Keywords: Dendroctonus; RT-qPCR; bark beetle; heterologous expression; modelling; α-amylase.

Figure 1

Maximum-likelihood tree of α-amylases from coleopteran amino acid sequences of D. rhizophagus and GenBank and PDB sequences. The analysis was performed using the amino acid substitution model LG + G + I + F; G = 1.355, I = 0.141. The accession numbers of GenBank or PDB sequences are shown at the end of each branch, bootstrap values after 1000 pseudoreplicates are shown at nodes. AmyDr is boxed in red. The α-amylase sequence of Spodoptera frugiperda (AAO13754.1) was used as outgroup.

Figure 2

Structural model of the α-amylase of D. rhizophagus: AmyDr. (A) The cartoon structure: Letters a, b, and c indicate α-amylase domains, the arrows indicate β-sheet structures, helical structures indicate α-helices, the flexible loop is coloured in orange, the catalytic site is indicated in green, the calcium binding site in blue, and chlorine binding site in yellow. (B) Ramachandran plot: residues in the most favoured regions (A, B, L), residues in additional allowed regions (a, b, l, p), residues in generously allowed regions (~a, ~b, ~l, ~p), residues in disallowed regions (white region). (C) Error-values* plotted by Errat: the error function is based on the statistics of non-bonded atom-atom interactions in the structure.

Figure 3

Predicted docked interactions of AmyDr protein from D. rhizophagus. Cartoon diagram highlighting the interaction with ligands is shown to the centre. (A) Ligand: amylopectin. (B) Ligand: amylose. (C) Ligand: calcium ion. (D) Ligand: nitrate and chlorine ions.

Figure 4

Zymogram of amylolytic activity. (A) scheme of D. rhizophagus indicating head-pronotum and gut samples. (B) amylolytic activity visualized in the native-PAGE. The gut sample was loaded in lane 1, while the head-pronotum sample was loaded in lane 2. All sections (S1–S4) were analyzed in the MALDI-TOF/TOF. The arrows indicate the subsections within S3 from gut (a,b) and head-pronotum (a’,b’) lanes analyzed.

Figure 5

AmyDr cDNA and translation sequence.
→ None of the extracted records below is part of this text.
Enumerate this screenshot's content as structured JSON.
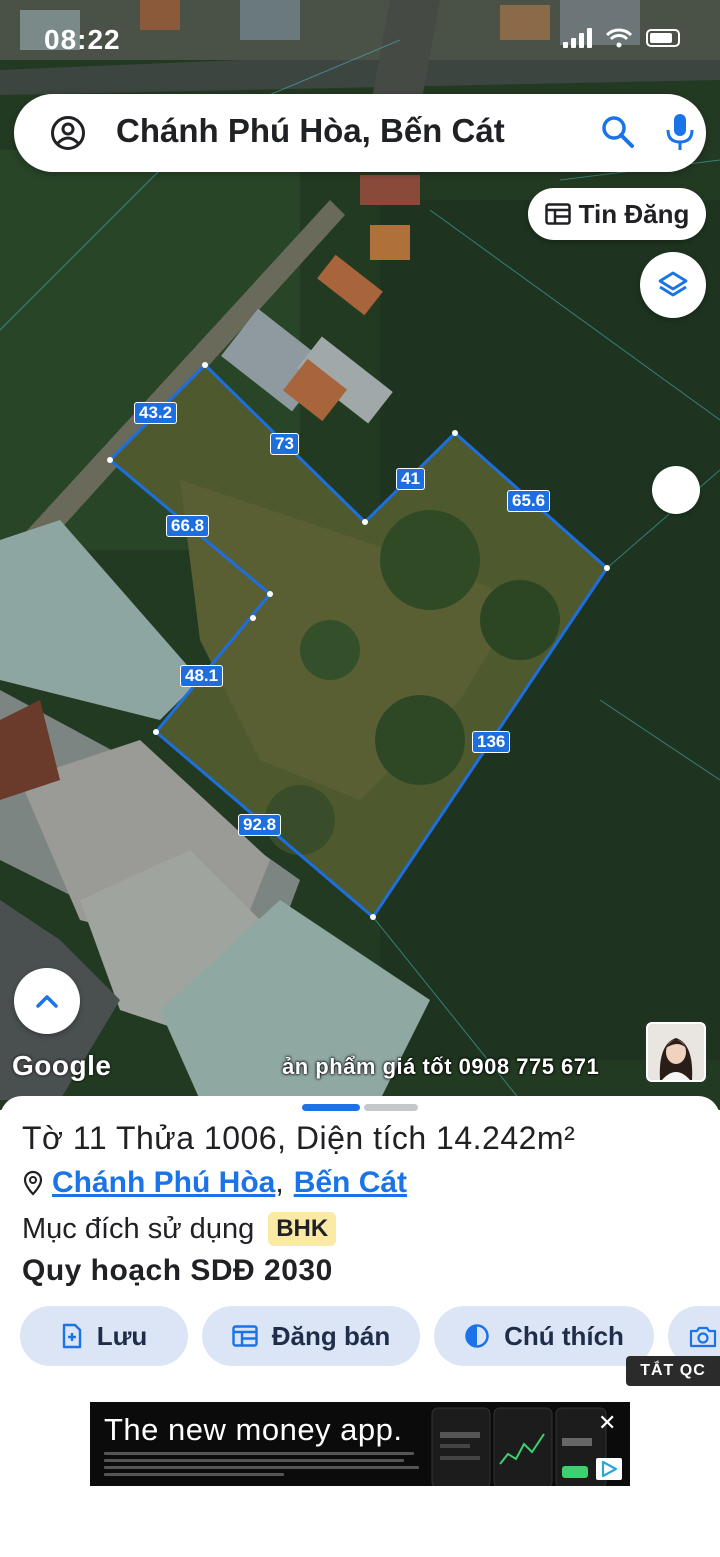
{
  "status_bar": {
    "time": "08:22"
  },
  "search": {
    "query": "Chánh Phú Hòa, Bến Cát"
  },
  "buttons": {
    "tin_dang": "Tin Đăng"
  },
  "map": {
    "edge_labels": [
      "43.2",
      "73",
      "41",
      "65.6",
      "66.8",
      "48.1",
      "136",
      "92.8"
    ],
    "google_logo": "Google",
    "promo_text": "ản phẩm giá tốt 0908 775 671"
  },
  "parcel": {
    "title": "Tờ 11 Thửa 1006, Diện tích 14.242m²",
    "location": {
      "commune": "Chánh Phú Hòa",
      "separator": ",",
      "district": "Bến Cát"
    },
    "purpose_label": "Mục đích sử dụng",
    "purpose_code": "BHK",
    "planning": "Quy hoạch SDĐ 2030"
  },
  "actions": {
    "save": "Lưu",
    "post_sale": "Đăng bán",
    "legend": "Chú thích"
  },
  "ad": {
    "hide_label": "TẮT QC",
    "headline": "The new money app."
  },
  "colors": {
    "accent": "#1a73e8",
    "plot_line": "#1d6fe0",
    "badge_bg": "#fbeaa6",
    "action_bg": "#dbe5f6"
  }
}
Identification of peptides. Peptides identified by MALDI-TOF/TOF in S2 and subsections a, b from the gut and a’, b’ from the head-pronotum are boxed in green. Peptides identified in S2 and only in a subsection a from S3 are boxed in yellow, peptides identified only in the section b from S3 are boxed in red. The predicted signal P is boxed in blue. Potential O-glycosylation sites are indicated with the symbol *. A potential N-glycosylation site is indicated with the symbol **.

Figure 6

Relative expression of the AmyDr gene. The expression pattern of the AmyDr gene was determined by RT-qPCR using cDNA from the fifth-instar larvae (L5), pupa (PU), preimage (PI), and pre-emergent adult (AD) of D. rhizophagus. GAPDH gene was used as a reference gene for RT-qPCR normalization and the expression profile was relative to the egg stage. The means of 2^−ΔΔCt were graphed, three technical replicates were performed for each biological replicate for each developmental stage. Biological replicates were integrated by a pool of ten guts or ten head-pronotum. Significant differences between states are indicated with letters and the standard error with bars.

Figure 7

Analysis of total protein extracts from Sf9/Bac_AmyDr in 10% SDS-PAGE. Line 1, MW protein standards; line 2, Sf900-II culture medium; line 3, AmyDr, and line 4, (NH₄)₂SO₄ precipitate from Sf9 cells extract after dialysis. Lines 2 and 4, negative controls.

Figure 8

Effect of metal (Ca²⁺ and Cl⁻¹) and non-metal ions (NO₃⁻¹) on AmyDr activity at two different concentrations (1 and 5 mM). (A,B) cells extract and (C,D) Sf9 AmyDr, both incubated with CaCl₂, NH₄Cl, Ca(NO₃)_2, and KNO₃ (1 and 5 mM each) on 1% (w/v) starch agar plates during 12 h at 37 °C.